Subsequently I added a small amount at 1.97 recently
However, I was lucky enough and toolbar the risk of buying a significant number of MNACT units recently in the 98-104 cents range and therefore have greater stakes in MNACT
It gets dicey from here
Next week, the markets might throw a surprise and we may not see a 1.16-1.18 opening. I feel it might be more muted going by the reaction. Similarly, the on paper NAV and DPU accretion touted about for MCT might mitigate the fall and it may stay in the 1.90 plus range
We need to wait and see. If the MNACT price aggressively runs up, I might sell out and wait with cash and buy MCT slowly and steadily to consolidate gains
We may be in for a surprise though all our projected opening prices makes logical sense
Finally, to dilute HK the MPACT REIT might go on an acquisition spree as early as late 2022, utilizing the relatively Low rates and liquidity situation. This might result in private placements and equity dilution that might destroy whatever we ‘gain’. The CEO clearly said that they are looking at maxing out after merger
Haha great comment Garudadri. I agree with your points.
Let’s see how the price opens tomorrow, that will determine where the opportunity lies. 😉
Looks like not many happy MCT holders.
I hold 5x more MTNac than MCT.
As a FIRE, probably not very happy as i will lose a 7-8% yield counter.
Have to look at Capital China Trt now.
CLCT is 100% PRC, so quite a different risk profile from MNACT unfortunately.
At current standing I found
For year on year difference according to google finance
MNACT having 21% free cash on hand
MCT having 192% free cash flow on hand
If there something not known, causing this merger?
Really looks like a bailout for MNACT
Devastating spell of destruction for MCT. Should you join me at MLT? Whats your take?
Haha just shared my views in the latest article!
It’s all pretty confusing and I don’t fully understand the technicals. So am hoping you can help me?

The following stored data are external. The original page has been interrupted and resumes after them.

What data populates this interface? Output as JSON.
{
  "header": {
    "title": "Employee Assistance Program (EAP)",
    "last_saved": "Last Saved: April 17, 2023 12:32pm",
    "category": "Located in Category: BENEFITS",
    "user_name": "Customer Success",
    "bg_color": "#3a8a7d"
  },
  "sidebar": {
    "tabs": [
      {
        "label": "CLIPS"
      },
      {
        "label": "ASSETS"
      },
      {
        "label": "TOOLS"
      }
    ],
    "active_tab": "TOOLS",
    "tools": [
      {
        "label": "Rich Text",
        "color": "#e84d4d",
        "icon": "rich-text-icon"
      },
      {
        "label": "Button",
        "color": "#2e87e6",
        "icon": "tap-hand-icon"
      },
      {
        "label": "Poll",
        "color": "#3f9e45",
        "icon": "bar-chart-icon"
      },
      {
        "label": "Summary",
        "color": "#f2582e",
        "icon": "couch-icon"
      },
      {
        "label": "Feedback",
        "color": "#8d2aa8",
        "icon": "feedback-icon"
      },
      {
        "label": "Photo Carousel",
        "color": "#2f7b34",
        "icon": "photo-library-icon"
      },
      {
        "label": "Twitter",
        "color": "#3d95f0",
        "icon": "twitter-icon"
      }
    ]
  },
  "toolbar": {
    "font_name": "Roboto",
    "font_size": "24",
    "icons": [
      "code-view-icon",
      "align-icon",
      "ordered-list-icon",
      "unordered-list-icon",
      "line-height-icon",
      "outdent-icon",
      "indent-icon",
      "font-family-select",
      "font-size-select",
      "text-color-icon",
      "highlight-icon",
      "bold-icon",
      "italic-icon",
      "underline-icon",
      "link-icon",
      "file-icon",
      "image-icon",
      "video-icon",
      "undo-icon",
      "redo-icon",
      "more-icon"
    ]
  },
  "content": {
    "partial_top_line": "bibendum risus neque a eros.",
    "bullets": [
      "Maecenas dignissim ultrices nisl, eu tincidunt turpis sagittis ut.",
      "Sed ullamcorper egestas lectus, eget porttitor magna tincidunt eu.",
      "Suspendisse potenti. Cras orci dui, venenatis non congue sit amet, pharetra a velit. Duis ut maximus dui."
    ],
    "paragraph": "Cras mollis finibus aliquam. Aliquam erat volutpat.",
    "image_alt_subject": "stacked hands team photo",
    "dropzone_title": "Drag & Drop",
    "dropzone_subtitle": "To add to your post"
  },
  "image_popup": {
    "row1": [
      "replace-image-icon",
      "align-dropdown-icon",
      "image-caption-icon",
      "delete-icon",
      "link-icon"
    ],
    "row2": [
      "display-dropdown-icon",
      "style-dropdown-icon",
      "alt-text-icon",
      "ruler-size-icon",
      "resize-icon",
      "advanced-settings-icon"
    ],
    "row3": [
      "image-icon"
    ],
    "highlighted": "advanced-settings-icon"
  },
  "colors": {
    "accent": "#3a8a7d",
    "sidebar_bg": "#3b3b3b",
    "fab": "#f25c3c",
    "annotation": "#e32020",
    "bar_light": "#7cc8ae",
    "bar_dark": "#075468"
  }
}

I got into MNACT at 1.15 in Nov 2019. I held on to it and with this latest news, I’m wondering if I should sell now or wait for the merger to be executed?
Haha well it really depends on your risk appetite and investment objectives! How much risk can you take. What are you trying to achieve with your investment etc.
I dislike the merger too. Doesn’t benefit much on MCT holders.
Well it is DPU accretive, but yeah, I would have much preferred them to stay separate.